1) I primi due motivi sono strettamente connessi e vanno congiuntamente esaminati:

a) il primo motivo denuncia “violazione e falsa applicazione dell’art. 22 c.p.c., e dell’art. 456 c.p.c., in punto individuazione dell’ultimo domicilio del de cuius”;

b) il secondo motivo contesta “vizio di motivazione sotto il profilo della omissione della valutazione di una circostanza decisiva della controversia, ossia omessa valutazione della dichiarazione in punto domicilio paterno resa da Z.A. nell’atto di citazione dinnanzi alla Corte d’appello di Genova”.

I motivi vanno accolti.
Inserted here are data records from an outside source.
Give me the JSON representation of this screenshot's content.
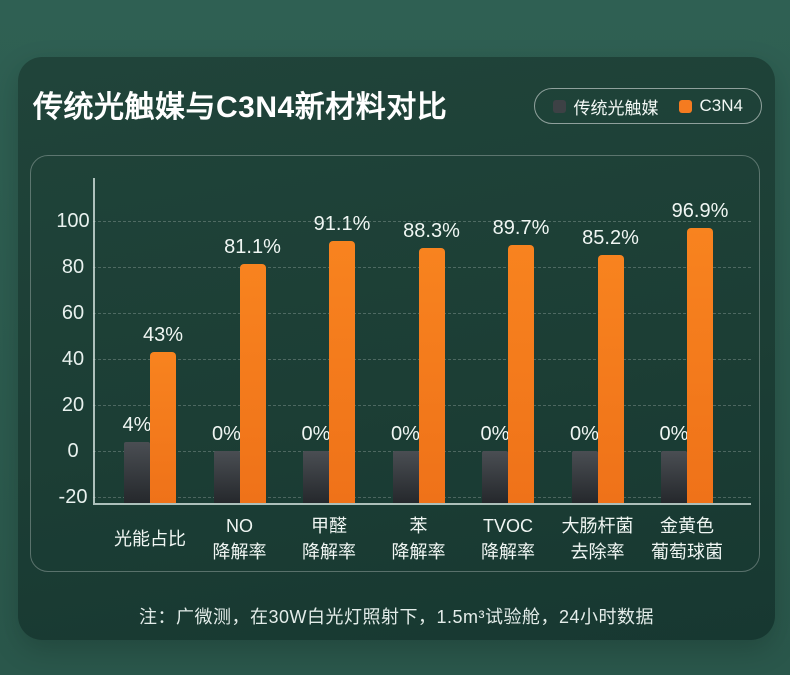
{
  "header": {
    "title": "传统光触媒与C3N4新材料对比"
  },
  "legend": {
    "items": [
      {
        "label": "传统光触媒",
        "color": "#3d4145"
      },
      {
        "label": "C3N4",
        "color": "#f57b20"
      }
    ]
  },
  "note": "注：广微测，在30W白光灯照射下，1.5m³试验舱，24小时数据",
  "colors": {
    "outer_background": "#2d5c50",
    "panel_background": "#1d4036",
    "bar_gray_top": "#4a4e53",
    "bar_gray_bottom": "#25282c",
    "bar_orange": "#f57b20",
    "axis": "#cfdeda",
    "gridline": "rgba(255,255,255,0.22)",
    "text": "#eef5f2"
  },
  "chart_data": {
    "type": "bar",
    "title": "传统光触媒与C3N4新材料对比",
    "categories": [
      "光能占比",
      "NO降解率",
      "甲醛降解率",
      "苯降解率",
      "TVOC降解率",
      "大肠杆菌去除率",
      "金黄色葡萄球菌"
    ],
    "category_lines": [
      [
        "光能占比"
      ],
      [
        "NO",
        "降解率"
      ],
      [
        "甲醛",
        "降解率"
      ],
      [
        "苯",
        "降解率"
      ],
      [
        "TVOC",
        "降解率"
      ],
      [
        "大肠杆菌",
        "去除率"
      ],
      [
        "金黄色",
        "葡萄球菌"
      ]
    ],
    "series": [
      {
        "name": "传统光触媒",
        "color_key": "gray",
        "values": [
          4,
          0,
          0,
          0,
          0,
          0,
          0
        ],
        "data_labels": [
          "4%",
          "0%",
          "0%",
          "0%",
          "0%",
          "0%",
          "0%"
        ]
      },
      {
        "name": "C3N4",
        "color_key": "orange",
        "values": [
          43,
          81.1,
          91.1,
          88.3,
          89.7,
          85.2,
          96.9
        ],
        "data_labels": [
          "43%",
          "81.1%",
          "91.1%",
          "88.3%",
          "89.7%",
          "85.2%",
          "96.9%"
        ]
      }
    ],
    "y_axis": {
      "ticks": [
        100,
        80,
        60,
        40,
        20,
        0,
        -20
      ],
      "range_top": 112,
      "range_bottom": -22.6
    },
    "grid": "dashed horizontal",
    "legend_position": "top-right",
    "xlabel": "",
    "ylabel": ""
  }
}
Il Tribunale di Massa ha individuato il luogo dell’ultimo domicilio del defunto in Genova, in quanto luogo della sua ultima residenza, ove il de cuius era stato titolare di una ditta individuale e legale rappresentante di varie società ed erano stati stipulati atti di compravendita, nonché luogo ove la ricorrente ha accettato l’eredità con beneficio di inventario. Tali elementi sono insufficienti o irrilevanti per l’individuazione del domicilio del de cuius, a fronte della scelta del medesimo di trasferirsi presso la casa del figlio situata in (OMISSIS), nelle cui adiacenze vive la vedova (v. p. 10 del ricorso), anche considerate le dichiarazioni rese in altri procedimenti da Z.A. (v. p. 12 – 14 del ricorso).
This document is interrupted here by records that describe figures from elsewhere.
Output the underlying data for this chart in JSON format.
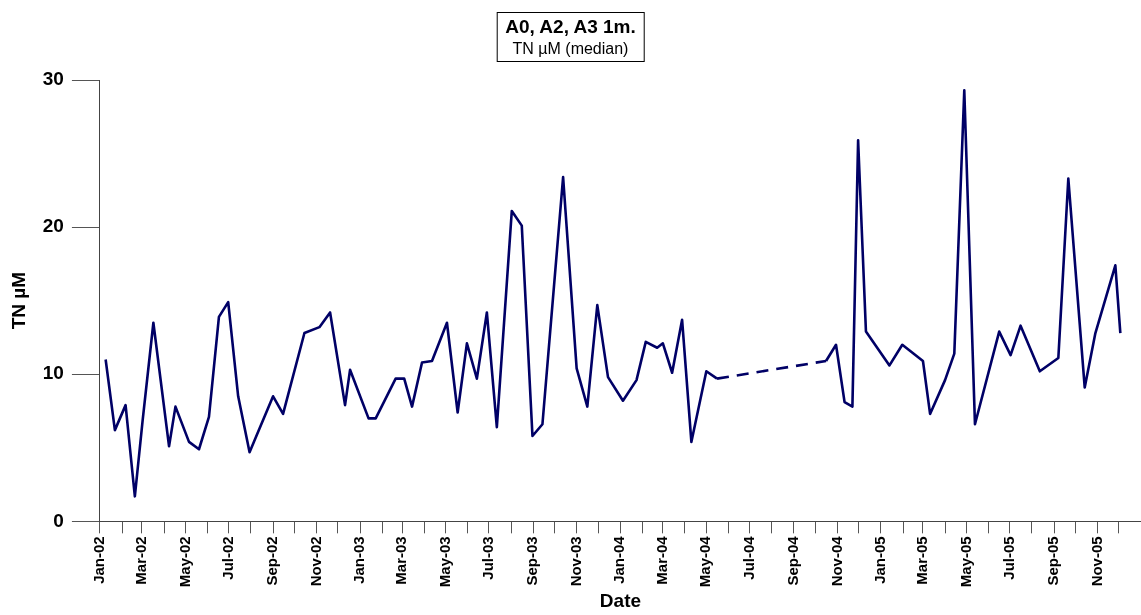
{
  "chart_data": {
    "type": "line",
    "title": "A0, A2, A3 1m.",
    "subtitle": "TN µM (median)",
    "xlabel": "Date",
    "ylabel": "TN µM",
    "xlim": [
      "2002-01-01",
      "2006-01-01"
    ],
    "xticks": [
      {
        "value": "2002-01-01",
        "label": "Jan-02"
      },
      {
        "value": "2002-02-01",
        "label": null
      },
      {
        "value": "2002-03-01",
        "label": "Mar-02"
      },
      {
        "value": "2002-04-01",
        "label": null
      },
      {
        "value": "2002-05-01",
        "label": "May-02"
      },
      {
        "value": "2002-06-01",
        "label": null
      },
      {
        "value": "2002-07-01",
        "label": "Jul-02"
      },
      {
        "value": "2002-08-01",
        "label": null
      },
      {
        "value": "2002-09-01",
        "label": "Sep-02"
      },
      {
        "value": "2002-10-01",
        "label": null
      },
      {
        "value": "2002-11-01",
        "label": "Nov-02"
      },
      {
        "value": "2002-12-01",
        "label": null
      },
      {
        "value": "2003-01-01",
        "label": "Jan-03"
      },
      {
        "value": "2003-02-01",
        "label": null
      },
      {
        "value": "2003-03-01",
        "label": "Mar-03"
      },
      {
        "value": "2003-04-01",
        "label": null
      },
      {
        "value": "2003-05-01",
        "label": "May-03"
      },
      {
        "value": "2003-06-01",
        "label": null
      },
      {
        "value": "2003-07-01",
        "label": "Jul-03"
      },
      {
        "value": "2003-08-01",
        "label": null
      },
      {
        "value": "2003-09-01",
        "label": "Sep-03"
      },
      {
        "value": "2003-10-01",
        "label": null
      },
      {
        "value": "2003-11-01",
        "label": "Nov-03"
      },
      {
        "value": "2003-12-01",
        "label": null
      },
      {
        "value": "2004-01-01",
        "label": "Jan-04"
      },
      {
        "value": "2004-02-01",
        "label": null
      },
      {
        "value": "2004-03-01",
        "label": "Mar-04"
      },
      {
        "value": "2004-04-01",
        "label": null
      },
      {
        "value": "2004-05-01",
        "label": "May-04"
      },
      {
        "value": "2004-06-01",
        "label": null
      },
      {
        "value": "2004-07-01",
        "label": "Jul-04"
      },
      {
        "value": "2004-08-01",
        "label": null
      },
      {
        "value": "2004-09-01",
        "label": "Sep-04"
      },
      {
        "value": "2004-10-01",
        "label": null
      },
      {
        "value": "2004-11-01",
        "label": "Nov-04"
      },
      {
        "value": "2004-12-01",
        "label": null
      },
      {
        "value": "2005-01-01",
        "label": "Jan-05"
      },
      {
        "value": "2005-02-01",
        "label": null
      },
      {
        "value": "2005-03-01",
        "label": "Mar-05"
      },
      {
        "value": "2005-04-01",
        "label": null
      },
      {
        "value": "2005-05-01",
        "label": "May-05"
      },
      {
        "value": "2005-06-01",
        "label": null
      },
      {
        "value": "2005-07-01",
        "label": "Jul-05"
      },
      {
        "value": "2005-08-01",
        "label": null
      },
      {
        "value": "2005-09-01",
        "label": "Sep-05"
      },
      {
        "value": "2005-10-01",
        "label": null
      },
      {
        "value": "2005-11-01",
        "label": "Nov-05"
      },
      {
        "value": "2005-12-01",
        "label": null
      }
    ],
    "ylim": [
      0,
      30
    ],
    "yticks": [
      0,
      10,
      20,
      30
    ],
    "grid": false,
    "legend": false,
    "marker": "none",
    "series": [
      {
        "color": "#000066",
        "line_style": "solid",
        "x": [
          "2002-01-09",
          "2002-01-22",
          "2002-02-06",
          "2002-02-19",
          "2002-03-02",
          "2002-03-17",
          "2002-04-08",
          "2002-04-17",
          "2002-05-06",
          "2002-05-20",
          "2002-06-03",
          "2002-06-17",
          "2002-06-30",
          "2002-07-14",
          "2002-07-30",
          "2002-09-01",
          "2002-09-15",
          "2002-10-15",
          "2002-11-05",
          "2002-11-20",
          "2002-12-11",
          "2002-12-18",
          "2003-01-13",
          "2003-01-23",
          "2003-02-20",
          "2003-03-04",
          "2003-03-15",
          "2003-03-29",
          "2003-04-12",
          "2003-05-03",
          "2003-05-18",
          "2003-05-31",
          "2003-06-14",
          "2003-06-28",
          "2003-07-12",
          "2003-08-02",
          "2003-08-16",
          "2003-08-31",
          "2003-09-14",
          "2003-10-13",
          "2003-11-01",
          "2003-11-16",
          "2003-11-30",
          "2003-12-15",
          "2004-01-05",
          "2004-01-24",
          "2004-02-06",
          "2004-02-22",
          "2004-03-01",
          "2004-03-14",
          "2004-03-28",
          "2004-04-10",
          "2004-05-01",
          "2004-05-16"
        ],
        "values": [
          11.0,
          6.2,
          7.9,
          1.7,
          6.9,
          13.5,
          5.1,
          7.8,
          5.4,
          4.9,
          7.1,
          13.9,
          14.9,
          8.5,
          4.7,
          8.5,
          7.3,
          12.8,
          13.2,
          14.2,
          7.9,
          10.3,
          7.0,
          7.0,
          9.7,
          9.7,
          7.8,
          10.8,
          10.9,
          13.5,
          7.4,
          12.1,
          9.7,
          14.2,
          6.4,
          21.1,
          20.1,
          5.8,
          6.6,
          23.4,
          10.4,
          7.8,
          14.7,
          9.8,
          8.2,
          9.6,
          12.2,
          11.8,
          12.1,
          10.1,
          13.7,
          5.4,
          10.2,
          9.7
        ]
      },
      {
        "color": "#000066",
        "line_style": "dashed",
        "x": [
          "2004-05-16",
          "2004-10-16"
        ],
        "values": [
          9.7,
          10.9
        ]
      },
      {
        "color": "#000066",
        "line_style": "solid",
        "x": [
          "2004-10-16",
          "2004-10-30",
          "2004-11-11",
          "2004-11-22",
          "2004-11-30",
          "2004-12-11",
          "2005-01-13",
          "2005-01-31",
          "2005-03-01",
          "2005-03-11",
          "2005-04-01",
          "2005-04-14",
          "2005-04-28",
          "2005-05-13",
          "2005-06-16",
          "2005-07-02",
          "2005-07-16",
          "2005-08-12",
          "2005-09-07",
          "2005-09-21",
          "2005-10-14",
          "2005-10-29",
          "2005-11-26",
          "2005-12-03"
        ],
        "values": [
          10.9,
          12.0,
          8.1,
          7.8,
          25.9,
          12.9,
          10.6,
          12.0,
          10.9,
          7.3,
          9.6,
          11.4,
          29.3,
          6.6,
          12.9,
          11.3,
          13.3,
          10.2,
          11.1,
          23.3,
          9.1,
          12.8,
          17.4,
          12.8
        ]
      }
    ]
  }
}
2) L’accoglimento dei primi due motivi di ricorso comporta l’assorbimento del terzo, che contesta violazione e falsa applicazione dell’art. 91 c.p.c., comma 1, in punto di condanna alle spese di lite.
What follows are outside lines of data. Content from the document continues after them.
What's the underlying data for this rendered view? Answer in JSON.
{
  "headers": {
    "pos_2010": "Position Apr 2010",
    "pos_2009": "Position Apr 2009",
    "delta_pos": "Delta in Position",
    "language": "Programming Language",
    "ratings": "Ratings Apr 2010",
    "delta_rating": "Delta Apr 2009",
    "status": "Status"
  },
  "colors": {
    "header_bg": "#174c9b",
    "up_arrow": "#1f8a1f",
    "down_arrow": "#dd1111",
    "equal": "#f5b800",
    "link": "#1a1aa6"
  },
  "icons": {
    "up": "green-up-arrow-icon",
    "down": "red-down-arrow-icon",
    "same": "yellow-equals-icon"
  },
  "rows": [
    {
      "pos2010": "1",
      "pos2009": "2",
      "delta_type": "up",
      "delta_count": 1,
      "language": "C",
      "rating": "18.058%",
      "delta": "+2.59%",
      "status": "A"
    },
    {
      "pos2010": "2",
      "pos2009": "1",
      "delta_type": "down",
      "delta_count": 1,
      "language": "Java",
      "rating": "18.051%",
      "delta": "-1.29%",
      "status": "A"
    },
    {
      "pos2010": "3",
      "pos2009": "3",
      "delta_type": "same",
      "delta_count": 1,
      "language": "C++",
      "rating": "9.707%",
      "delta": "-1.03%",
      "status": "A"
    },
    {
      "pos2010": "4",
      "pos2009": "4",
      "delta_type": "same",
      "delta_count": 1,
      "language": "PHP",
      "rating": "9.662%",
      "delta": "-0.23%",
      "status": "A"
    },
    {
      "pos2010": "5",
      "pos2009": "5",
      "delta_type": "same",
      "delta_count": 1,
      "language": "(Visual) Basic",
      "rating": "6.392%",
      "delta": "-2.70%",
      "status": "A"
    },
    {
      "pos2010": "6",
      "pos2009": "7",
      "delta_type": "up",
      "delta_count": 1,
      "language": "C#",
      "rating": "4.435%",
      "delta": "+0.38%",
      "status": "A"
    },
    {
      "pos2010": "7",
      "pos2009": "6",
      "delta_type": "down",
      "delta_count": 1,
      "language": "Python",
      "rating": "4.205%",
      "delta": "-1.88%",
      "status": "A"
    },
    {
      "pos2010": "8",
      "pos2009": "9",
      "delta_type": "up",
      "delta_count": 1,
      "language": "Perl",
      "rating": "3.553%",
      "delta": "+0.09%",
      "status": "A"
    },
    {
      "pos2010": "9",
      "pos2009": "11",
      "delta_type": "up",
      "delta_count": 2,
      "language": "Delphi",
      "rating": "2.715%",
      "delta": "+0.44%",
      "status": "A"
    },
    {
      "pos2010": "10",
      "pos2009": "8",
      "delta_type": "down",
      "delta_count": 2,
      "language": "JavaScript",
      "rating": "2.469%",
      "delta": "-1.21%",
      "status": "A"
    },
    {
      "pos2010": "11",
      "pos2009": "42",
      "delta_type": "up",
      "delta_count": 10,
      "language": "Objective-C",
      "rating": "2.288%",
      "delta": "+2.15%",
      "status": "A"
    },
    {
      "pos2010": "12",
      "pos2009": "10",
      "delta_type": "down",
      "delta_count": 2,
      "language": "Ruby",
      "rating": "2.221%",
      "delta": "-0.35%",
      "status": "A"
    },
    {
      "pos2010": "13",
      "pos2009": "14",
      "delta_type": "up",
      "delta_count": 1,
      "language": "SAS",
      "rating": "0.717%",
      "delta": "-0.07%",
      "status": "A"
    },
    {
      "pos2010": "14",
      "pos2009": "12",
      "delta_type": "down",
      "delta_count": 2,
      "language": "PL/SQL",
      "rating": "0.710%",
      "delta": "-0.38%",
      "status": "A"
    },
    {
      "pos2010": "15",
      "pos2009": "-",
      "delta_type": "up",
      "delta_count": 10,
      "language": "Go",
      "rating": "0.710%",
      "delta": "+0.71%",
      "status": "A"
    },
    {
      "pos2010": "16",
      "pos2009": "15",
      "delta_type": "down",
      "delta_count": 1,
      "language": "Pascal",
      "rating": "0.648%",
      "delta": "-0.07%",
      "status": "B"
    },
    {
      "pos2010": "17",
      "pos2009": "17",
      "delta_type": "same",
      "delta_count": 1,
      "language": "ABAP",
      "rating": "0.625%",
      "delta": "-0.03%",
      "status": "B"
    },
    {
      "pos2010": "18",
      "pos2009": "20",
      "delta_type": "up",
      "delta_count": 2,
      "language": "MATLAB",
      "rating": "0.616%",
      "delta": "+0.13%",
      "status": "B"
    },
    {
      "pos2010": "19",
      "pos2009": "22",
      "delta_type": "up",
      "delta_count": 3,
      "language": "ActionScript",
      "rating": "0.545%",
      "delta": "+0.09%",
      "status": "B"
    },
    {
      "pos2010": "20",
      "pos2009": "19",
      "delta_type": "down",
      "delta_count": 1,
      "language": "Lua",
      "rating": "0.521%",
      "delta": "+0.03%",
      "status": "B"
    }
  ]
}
II. Il provvedimento impugnato va pertanto cassato e la causa va riassunta davanti al Tribunale di Massa, che provvederà anche in relazione alle spese del presente giudizio.

PQM

La Corte accoglie i primi due motivi di ricorso, assorbito il terzo e dichiara la competenza del Tribunale di Massa, davanti al quale rimette le parti nei termini di legge; spese al merito.

Così deciso in Roma, nella Camera di consiglio della sesta/seconda sezione civile, il 6 ottobre 2021.